You're here: Home / News / 2012 / 22 March 2012 - National report warns more people are dying from liver disease than ever before

News

National report warns more people are dying from liver disease than ever before

The number of people dying from liver disease in England is rising, according to the first ever national report on the statistics published today by the National End of Life Care Intelligence Network.

Deaths from liver disease: Implications for end of life care in England describes how there has been a 25% increase in liver disease deaths between 2001 (9,231 people) and 2009 (11,575 people).   This is in contrast to other major causes of death, which have been declining.

Although numbers of deaths due to cancer, vascular or respiratory disease are still much greater, liver disease disproportionately kills people at a much younger age – a striking 90% of people who die from liver disease are under 70 years old.   More than 1 in 10 deaths of people in their 40s are from liver disease.   When measured as ‘years of life lost’, liver disease is therefore much more prominent.

The report highlights that 60% of deaths from liver disease occurred amongst men and 40% amongst women.   The most common type is alcohol-related liver disease, which accounts for well over a third (37%) of all liver disease deaths.   However, the prevalence of deaths from alcohol-related liver disease varies greatly between males (41% of liver disease deaths) and females (30% of liver disease deaths).

Alcohol-related liver disease is also more common in the most deprived areas (44% of liver disease deaths) than the least deprived areas (28% of liver disease deaths).

The complex needs of many patients who die from liver disease mean that more than two thirds die in hospital, compared to 55% of all deaths from any cause (2009).

Regional variation

Taking into account the diverse populations of each region, for example the South East having the largest population and London having a relatively younger population, the mortality rate due to liver disease varies between the regions.   The age standardised mortality rate (2001-09) was highest in:

  • North West (24.0 per 100,000, of which 11.4 were from alcohol-related liver disease)
  • North East (21.9 per 100,000, of which 10.1 were from alcohol-related liver disease)
  • London (20.2 per 100,000, of which 6.5 were from alcohol-related liver disease)

and lowest in:

  • East of England (12.9 per 100,000, of which 4.9 were from alcohol-related liver disease)
  • South West (14.3 per 100,000, of which 6.4 were from alcohol-related liver disease)
  • South East (14.8 per 100,000, of which 5.8 were from alcohol-related liver disease)

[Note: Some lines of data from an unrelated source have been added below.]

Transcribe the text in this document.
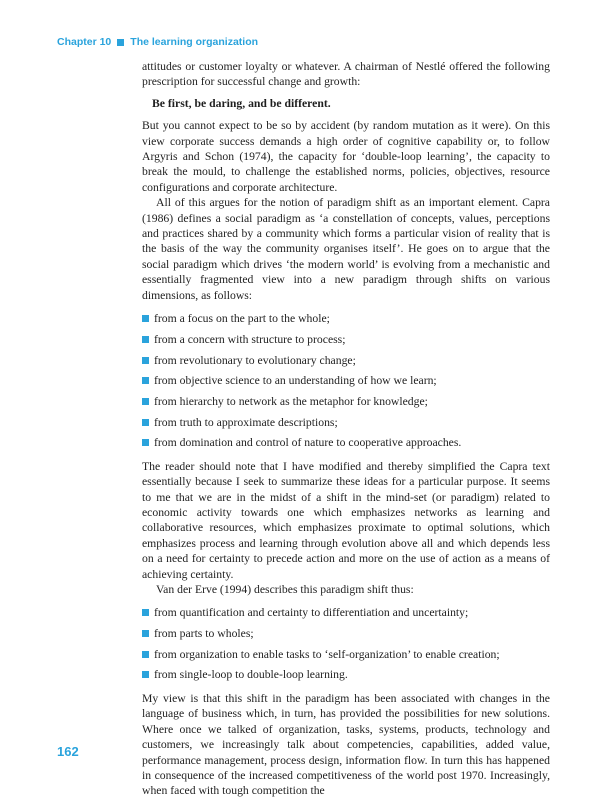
Chapter 10 The learning organization

attitudes or customer loyalty or whatever. A chairman of Nestlé offered the following prescription for successful change and growth:

Be first, be daring, and be different.

But you cannot expect to be so by accident (by random mutation as it were). On this view corporate success demands a high order of cognitive capability or, to follow Argyris and Schon (1974), the capacity for ‘double-loop learning’, the capacity to break the mould, to challenge the established norms, policies, objectives, resource configurations and corporate architecture.

All of this argues for the notion of paradigm shift as an important element. Capra (1986) defines a social paradigm as ‘a constellation of concepts, values, perceptions and practices shared by a community which forms a particular vision of reality that is the basis of the way the community organises itself’. He goes on to argue that the social paradigm which drives ‘the modern world’ is evolving from a mechanistic and essentially fragmented view into a new paradigm through shifts on various dimensions, as follows:

from a focus on the part to the whole;
from a concern with structure to process;
from revolutionary to evolutionary change;
from objective science to an understanding of how we learn;
from hierarchy to network as the metaphor for knowledge;
from truth to approximate descriptions;
from domination and control of nature to cooperative approaches.

The reader should note that I have modified and thereby simplified the Capra text essentially because I seek to summarize these ideas for a particular purpose. It seems to me that we are in the midst of a shift in the mind-set (or paradigm) related to economic activity towards one which emphasizes networks as learning and collaborative resources, which emphasizes proximate to optimal solutions, which emphasizes process and learning through evolution above all and which depends less on a need for certainty to precede action and more on the use of action as a means of achieving certainty.

Van der Erve (1994) describes this paradigm shift thus:

from quantification and certainty to differentiation and uncertainty;
from parts to wholes;
from organization to enable tasks to ‘self-organization’ to enable creation;
from single-loop to double-loop learning.

My view is that this shift in the paradigm has been associated with changes in the language of business which, in turn, has provided the possibilities for new solutions. Where once we talked of organization, tasks, systems, products, technology and customers, we increasingly talk about competencies, capabilities, added value, performance management, process design, information flow. In turn this has happened in consequence of the increased competitiveness of the world post 1970. Increasingly, when faced with tough competition the

162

Commissioners will be more concerned with the total number of deaths from liver disease;  the average number per year 2001-09 varies from the highest:

  • North West (1,899 per year, of which 809 were from alcohol-related liver disease)
  • South East (1,503 per year, of which 504 were from alcohol-related liver disease)
  • London (1,424 per year, of which 425 were from alcohol-related liver disease)

to the lowest:

  • North East (682 per year, of which 273 were from alcohol-related liver disease)
  • East Midlands (855 per year, of which 315 were from alcohol-related liver disease)
  • East of England (916 per year, of which 291 were from alcohol–related liver disease)

Professor Martin Lombard, National Clinical Director for Liver Disease, urged people to consider the challenging and complex needs of those dying with this preventable disease.

Prof Lombard said:  “This report makes for stark reading about the needs of people dying with liver disease.   Over 70% end up dying in hospital and this report is timely in helping us understand the challenges in managing end of life care for this group of people.   The key drivers for increasing numbers of deaths from liver disease are all preventable, such as alcohol, obesity, hepatitis C and hepatitis B.   We must focus our efforts and tackle this problem sooner rather than later.”

Professor Julia Verne, lead author of the report and clinical lead for the National End of Life Care Intelligence Network, said:  “This report provides the first summary of key facts on deaths from liver disease, on which future discussions can be built.   It is crucial that commissioners and providers of health and social care services know the prevalence of liver disease in their local areas, so that more people can receive the care they need to allow them to die in the place of their choosing.”

Claire Henry, Director of the National End of Life Care Programme, said: “Clinicians caring for people with liver disease need to be having conversations with them about end of life care.   This is exceptionally challenging for those with liver disease, who are often younger, come from ethnically diverse or deprived backgrounds and may feel stigma associated with the disease.   It’s additionally complicated for those dying of alcohol-related liver disease, who may also have mental health or drug dependence problems and little family or social support.   These factors make good communication about end of life care so important.”